“Would that mean you would move to the east or learn to coexist with the west state?”
An anonymous comment awaiting moderation about The Case for Two Floridas – Revisited blog caught my attention. I don't usually respond to anonymous comments, – you know who I am, so return the favor and let me know who you are – and I usually just delete them. This time I think I'll try to qualify my position in writing the blog and explain why it appears I parachuted behind enemy lines.
I was raised in Miami, and left what was really just a seasonal tourist town when I joined the Air Force way back in 1960. You know, off to see the world and that kind of stuff. Eight years later, – five and a half of which were spent in Germany – recently discharged and married, ready to raise a family, I returned to Miami and was surprised by the city that was on the verge of International big-time. Working in downtown Miami for thirty years, watching Miami win a couple of Super Bowls and later become the backdrop for a popular, modern television show that soon became the most watched show in America, I saw Miami evolve into a unique, International city unmatched by any other in the United States. When I retired, family, finances, and physics dictated our reluctant relocation from Miami so we moved through the time warp that separates the east coast from the west coast and settled in Port Charlotte. It's on the map, trust me.
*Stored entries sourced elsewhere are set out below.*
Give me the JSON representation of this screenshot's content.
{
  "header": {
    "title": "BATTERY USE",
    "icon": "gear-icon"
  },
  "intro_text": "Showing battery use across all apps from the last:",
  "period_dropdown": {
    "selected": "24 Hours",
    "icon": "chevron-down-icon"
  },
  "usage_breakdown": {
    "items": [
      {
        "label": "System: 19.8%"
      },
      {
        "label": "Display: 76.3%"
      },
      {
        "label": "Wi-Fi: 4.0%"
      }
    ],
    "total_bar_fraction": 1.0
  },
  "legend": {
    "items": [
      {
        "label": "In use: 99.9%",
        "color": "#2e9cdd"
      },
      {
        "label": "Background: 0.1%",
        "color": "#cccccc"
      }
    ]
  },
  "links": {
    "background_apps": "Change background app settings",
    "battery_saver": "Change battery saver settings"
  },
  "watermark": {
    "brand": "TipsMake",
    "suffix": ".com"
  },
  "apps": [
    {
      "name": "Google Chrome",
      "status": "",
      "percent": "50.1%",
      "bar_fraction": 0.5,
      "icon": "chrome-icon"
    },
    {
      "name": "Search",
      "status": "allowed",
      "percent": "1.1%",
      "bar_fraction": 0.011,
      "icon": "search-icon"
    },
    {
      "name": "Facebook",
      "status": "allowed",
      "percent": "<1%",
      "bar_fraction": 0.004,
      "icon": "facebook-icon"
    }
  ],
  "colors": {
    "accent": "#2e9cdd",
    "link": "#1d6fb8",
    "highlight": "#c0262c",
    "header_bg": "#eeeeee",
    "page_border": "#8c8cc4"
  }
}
We were fooled by the north/south rhetoric that pervaded Florida's politics. I was raised knowing the “porkchoppers” as the state legislature was known by everyone in South Florida, treated Miamians as foreigners way before any Cuban refugees arrived. What I got wrong was Tallahassee, Capitol of Florida, holding pen of the porkchoppers, isn't just in the north half, it is in the western half as well. And that is what I missed. We had dear friends who left Miami and relocated in Hernando County in a beautiful waterfront home with Gulf of Mexico access. Still, within several years, they were back on the east coast. I assumed it was because they were north of I-4 and their visa expired, but in retrospect I now know it was because they were west of I-75!
There are pockets of resistance in either of the two proposed new Floridas. I know for certain there are people still stuck in the fifties tonight in Fort Lauderdale! There is no doubt in my mind the Villages will rise up in anger, as far up as they can at least, for being on the wrong side of the Interstate. They won't be able to fight after nine at night and they certainly aren't going to hire anyone to do it for them, so they just may be stuck. But then again, they might get a lot accomplished before tee-time. They do tend to get up early there. They'll have a golf-cart strike and cripple the industry if they don't get their way.
The sixteen years we have lived here in west Florida, not far from a John Birch Retirement Center, gives me an insight to the two Floridas many politicians don't have. Living with people who are terrified of driving to Miami, who have never been there and who will never in their lives drive south of Disney World except down I-4 to I-75, gives me an analytical edge here. I don't just coexist in west Florida, no coexist isn't the right word. I've become a guerilla fighter. A stealth influence on the unsuspecting retirees who still keep Lawrence Welk alive on PBS. Some of them even now listen occasionally to Jimmy Buffet. Well, not often, but maybe every once in a while. We have found an underground network of like-minded people here who sweeten their own tea. And that is progress.